Lighter weights can work for small blocks of text, while the regular and heavy weights show their best in big sizes and display uses. Foreign languages using latin alphabet are covered, as well as russian cyrillic.
Any time you need that jazzy retro vibe, just put on your turntable some cool bebop record and start designing!
Writing system:
Language Supported:
European languages
The European languages are members of the same family. Their separate existence is a myth. For science, music, sport, etc, Europe uses the same vocabulary.

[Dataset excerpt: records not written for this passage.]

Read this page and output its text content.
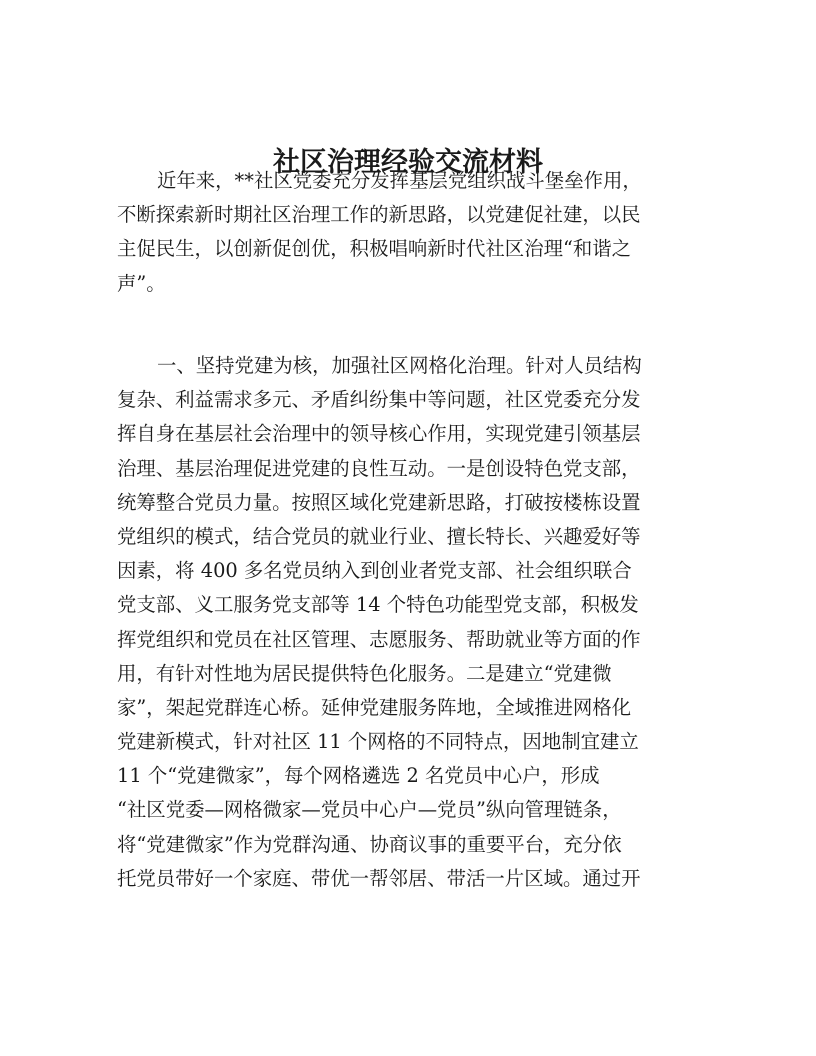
社区治理经验交流材料
近年来，**社区党委充分发挥基层党组织战斗堡垒作用，
不断探索新时期社区治理工作的新思路，以党建促社建，以民
主促民生，以创新促创优，积极唱响新时代社区治理“和谐之
声”。
一、坚持党建为核，加强社区网格化治理。针对人员结构
复杂、利益需求多元、矛盾纠纷集中等问题，社区党委充分发
挥自身在基层社会治理中的领导核心作用，实现党建引领基层
治理、基层治理促进党建的良性互动。一是创设特色党支部，
统筹整合党员力量。按照区域化党建新思路，打破按楼栋设置
党组织的模式，结合党员的就业行业、擅长特长、兴趣爱好等
因素，将 400 多名党员纳入到创业者党支部、社会组织联合
党支部、义工服务党支部等 14 个特色功能型党支部，积极发
挥党组织和党员在社区管理、志愿服务、帮助就业等方面的作
用，有针对性地为居民提供特色化服务。二是建立“党建微
家”，架起党群连心桥。延伸党建服务阵地，全域推进网格化
党建新模式，针对社区 11 个网格的不同特点，因地制宜建立
11 个“党建微家”，每个网格遴选 2 名党员中心户，形成
“社区党委—网格微家—党员中心户—党员”纵向管理链条，
将“党建微家”作为党群沟通、协商议事的重要平台，充分依
托党员带好一个家庭、带优一帮邻居、带活一片区域。通过开
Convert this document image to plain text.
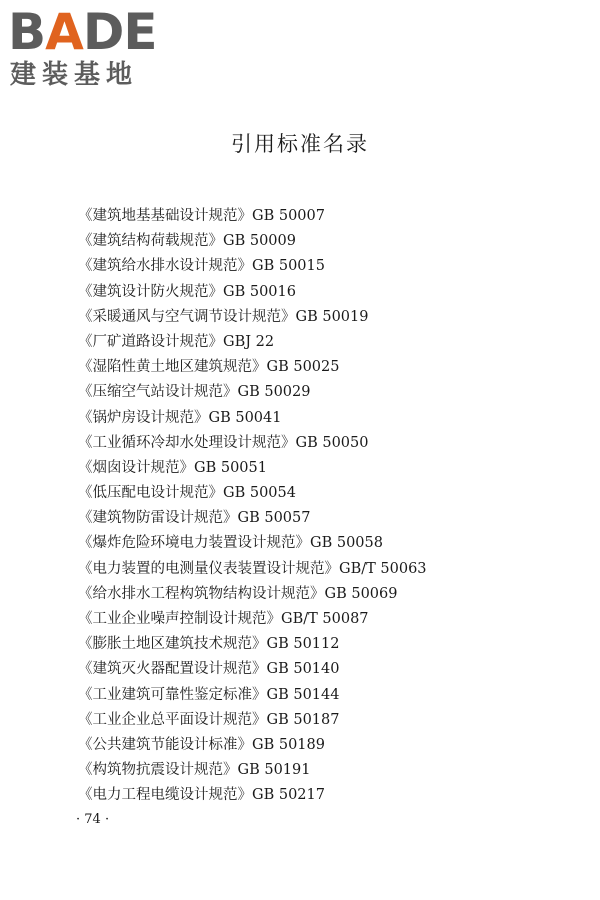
BADE
建装基地
引用标准名录
《建筑地基基础设计规范》GB 50007
《建筑结构荷载规范》GB 50009
《建筑给水排水设计规范》GB 50015
《建筑设计防火规范》GB 50016
《采暖通风与空气调节设计规范》GB 50019
《厂矿道路设计规范》GBJ 22
《湿陷性黄土地区建筑规范》GB 50025
《压缩空气站设计规范》GB 50029
《锅炉房设计规范》GB 50041
《工业循环冷却水处理设计规范》GB 50050
《烟囱设计规范》GB 50051
《低压配电设计规范》GB 50054
《建筑物防雷设计规范》GB 50057
《爆炸危险环境电力装置设计规范》GB 50058
《电力装置的电测量仪表装置设计规范》GB/T 50063
《给水排水工程构筑物结构设计规范》GB 50069
《工业企业噪声控制设计规范》GB/T 50087
《膨胀土地区建筑技术规范》GB 50112
《建筑灭火器配置设计规范》GB 50140
《工业建筑可靠性鉴定标准》GB 50144
《工业企业总平面设计规范》GB 50187
《公共建筑节能设计标准》GB 50189
《构筑物抗震设计规范》GB 50191
《电力工程电缆设计规范》GB 50217
· 74 ·
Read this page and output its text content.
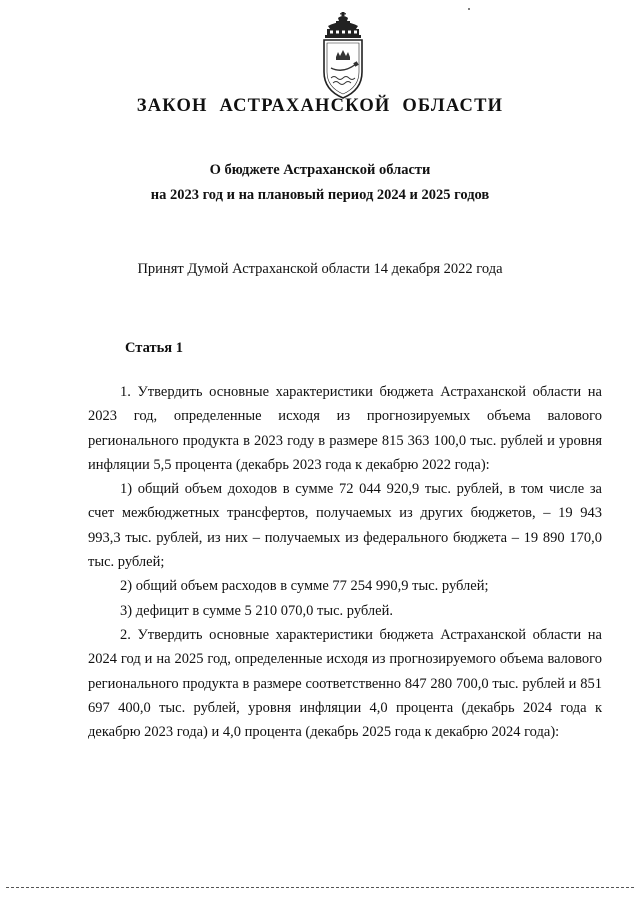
ЗАКОН АСТРАХАНСКОЙ ОБЛАСТИ

О бюджете Астраханской области

на 2023 год и на плановый период 2024 и 2025 годов

Принят Думой Астраханской области 14 декабря 2022 года

Статья 1

1. Утвердить основные характеристики бюджета Астраханской области на 2023 год, определенные исходя из прогнозируемых объема валового регионального продукта в 2023 году в размере 815 363 100,0 тыс. рублей и уровня инфляции 5,5 процента (декабрь 2023 года к декабрю 2022 года):

1) общий объем доходов в сумме 72 044 920,9 тыс. рублей, в том числе за счет межбюджетных трансфертов, получаемых из других бюджетов, – 19 943 993,3 тыс. рублей, из них – получаемых из федерального бюджета – 19 890 170,0 тыс. рублей;

2) общий объем расходов в сумме 77 254 990,9 тыс. рублей;

3) дефицит в сумме 5 210 070,0 тыс. рублей.

2. Утвердить основные характеристики бюджета Астраханской области на 2024 год и на 2025 год, определенные исходя из прогнозируемого объема валового регионального продукта в размере соответственно 847 280 700,0 тыс. рублей и 851 697 400,0 тыс. рублей, уровня инфляции 4,0 процента (декабрь 2024 года к декабрю 2023 года) и 4,0 процента (декабрь 2025 года к декабрю 2024 года):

The languages only differ in their grammar, their pronunciation and their most common words. Everyone realizes why a new common language would be desirable: one could refuse to pay expensive translators. To achieve this, it would be necessary to have uniform grammar, pronunciation and more common words. If several languages coalesce, the grammar of the resulting language is more simple and regular than that of the individual languages. The new common language will be more simple and regular than the existing European languages. It will be as simple as Occidental; in fact, it will be Occidental. To an English person, it will seem like simplified English, as a skeptical Cambridge friend of mine told me what Occidental is. The European languages are members of the same family. Their separate existence is a myth. For science, music, sport, etc, Europe uses the same vocabulary. The languages only differ in their grammar, their pronunciation and their most common words. Everyone realizes why a new common language would be desirable: one could refuse to pay expensive translators. To achieve this, it would be necessary to have uniform grammar, pronunciation and more common words. If several languages coalesce, the grammar of the resulting language is more simple and regular than that of the individual languages. The new common language will be more simple and regular than the existing European languages. It will be as simple as Occidental; in fact, it will be Occidental. To an English person, it will seem like simplified English, as a skeptical Cambridge friend of mine told me what Occidental is. The European languages are members of the same family. Their separate existence is a myth. For science, music, sport, etc, Europe uses the same vocabulary.